ENFIN.

Enfin un livre de la sélection du Grand Prix des Lectrices Elle qui m’enthousiasme, au point de me redonner envie de bloguer pour vous en parler ! Et alors, quoi ? Ce petit bonheur littéraire est-il un polar palpitant ? Un beau roman qui m’a tiré des larmes ?

Que nenni. C’est un document sur Balzac.

Ne fuyez pas ! Si le nom de Balzac vous rappelle vos lectures obligatoires, et que vous en avez l’image d’un gros bonhomme à moustache pas bien folichon, il est encore temps de rectifier le tir. Jetez-vous sur ce livre !

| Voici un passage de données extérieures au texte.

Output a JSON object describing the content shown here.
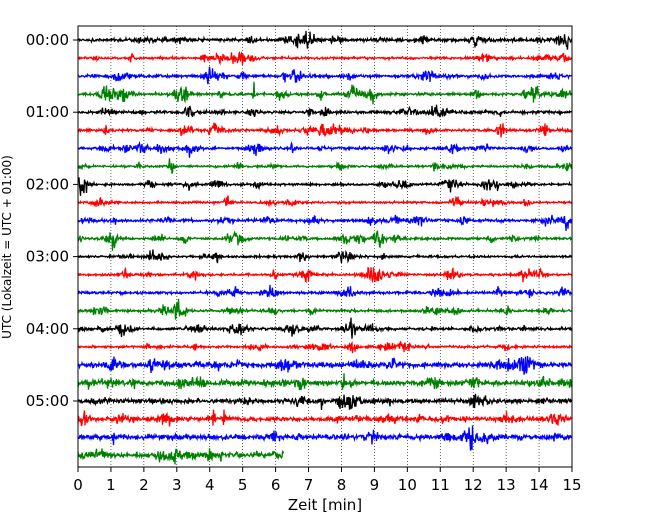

Car on y rencontre, non pas Balzac l’auteur au panthéon de la littérature française, aussi loin de nous qu’une icône, mais bien Honoré qui, comme vous et moi, aime et souffre.

 Balzac, ce n’est pas seulement le monument de la littérature française, le génie monstrueux qui dévorait gigots et cafetières, c’est aussi un type qui a tout raté.

Il existe un Balzac intime , humain, fatigué, qu’on pourrait nommer le plus grand poissard de l’histoire littéraire, et qui m’émeut et m’interroge infiniment plus que la figure du demi-dieu.

Comment ne pas aimer un homme qui a cherché tous les moyens imaginables de faire fortune et s’est révélé le roi de la foirade ?

Honoré qui n’a donc jamais de bol. Qui se met régulièrement dans le pétrin, croule sous les dettes, doit des sommes astronomiques au tout-Paris, et même à sa mère. Et que fait-il pour y remédier ? Il s’achète ce joli manteau qui lui a tapé dans l’œil ou redécore son appartement. Et ment, comme un arracheur de dents. “Vous ne trouverez pas homme plus économe que moi”, ose-t-il écrire à une maîtresse, alors qu’il vient de dépenser une fortune en tapis et ornements. Titiou Lecoq, d’une plume vive et pleine d’humour, nous partage son amour pour cet homme aux mille défauts : dépensier, menteur, qui trompe les femmes, médit sur sa pauvre mère, fuit les créanciers, mais qui travaille aussi comme un forcené, enchaîné à son bureau pour écrire, encore et encore. Dans les salons, on se moque de son physique “de boucher” ou d’épicier du coin. On raille sa productivité littéraire, qui paraît bien louche : à écrire tant et tant, ce doit être des idioties, destinées seulement à s’en mettre plein les poches (une idée encore répandue aujourd’hui sur les auteurs qui écrivent un peu “trop” …).

Adolescente, j’ai lu avec adoration Hugo, avec plaisir Flaubert, avec ennui Zola. Jamais je n’ai ouvert un livre d’Honoré (après cette lecture, je l’appelle par son petit nom). Titiou Lecoq a réussi à lui donner de la chair et une âme, à nous le montrer profondément humain et proche de nous. A travers un texte intelligent, jamais ennuyeux, usant d’un vocabulaire bien de notre époque, l’auteure relève le défi de nous faire aimer Balzac et, surtout, d’en montrer une image actuelle, bien éloignée des manuels de littérature et des mauvais souvenirs d’école.